I’d like to stay on the subject of music and Civil Rights for one more post. The ongoing talk about Joan Baez’s performance of “We Shall Overcome” at the White House has reminded me how readily we embrace the idea of music as an instrument of political change when, often, music is more a reflection of changes in the political realm—an effect, rather than a cause. Not that songs have no power to influence the way people think or feel; to say that would be to deny the very value of music as a form of art. Still, in our eagerness to valorize art and artists, we sometimes inflate the ability of songs to change the world—especially when the singers of those songs are agents of white benevolence, like Baez—and we often ignore how dramatically the world changes music and musicians. Let’s look at the case of Abbey Lincoln, one of my favorite singers and composers. She made one of her first appearances on national television in 1958, on “The Steve Allen Show,” and the performance can be retrieved from history on YouTube

Allen, probably thinking he was flattering her as a black woman by pawing all over her in words, introduces her as “one of the loveliest young singers we’ve had the pleasure of looking at and listening to on this show in a long time, the beautiful Abbey Lincoln,” and she accommodates him and the panting male public by slithering around as she sings a hipster bossa version of the old swing standard “You Came a Long Way from St. Louis.”

Six years later, after the Freedom Rides and the March on Washington, Lincoln appears in a televised performance with the jazz drummer and composer Max Roach and his band, and she is no longer accommodating the Steve Allen world.

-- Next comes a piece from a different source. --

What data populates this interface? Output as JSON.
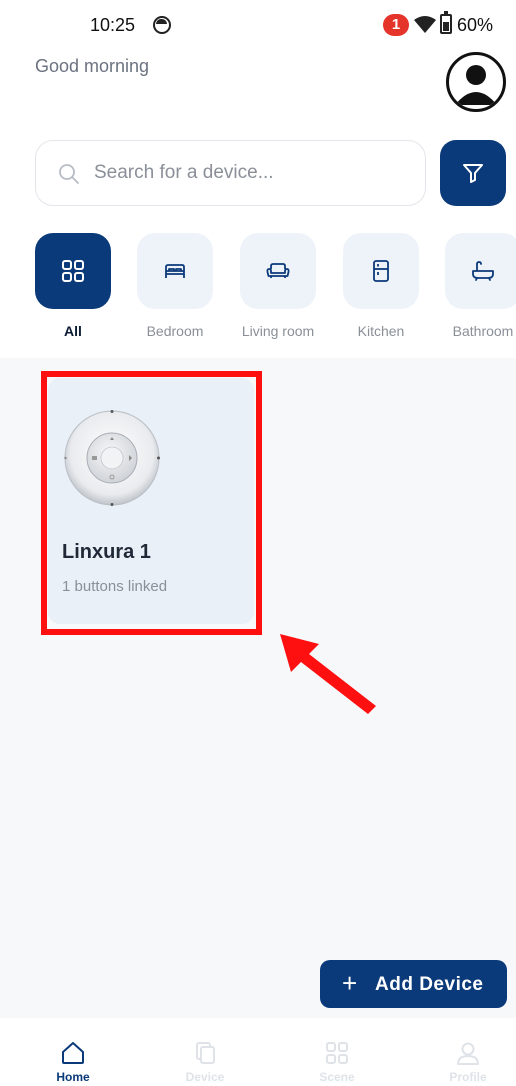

She opens with a few bars of Cole Porter’s “Love for Sale,” spits the song onto the soundstage floor, and proceeds to demonstrate her transformation into a champion of fearless, uncompromising black womanhood. The piece she sings is one movement from the “Freedom Now Suite,” co-composed by Lincoln, Roach (who was married to Lincoln at the time), and Oscar Brown, Jr., and it remains shattering, decades after it was aired—not in America, I should add, but a considerable distance from St. Louis, on Belgian TV.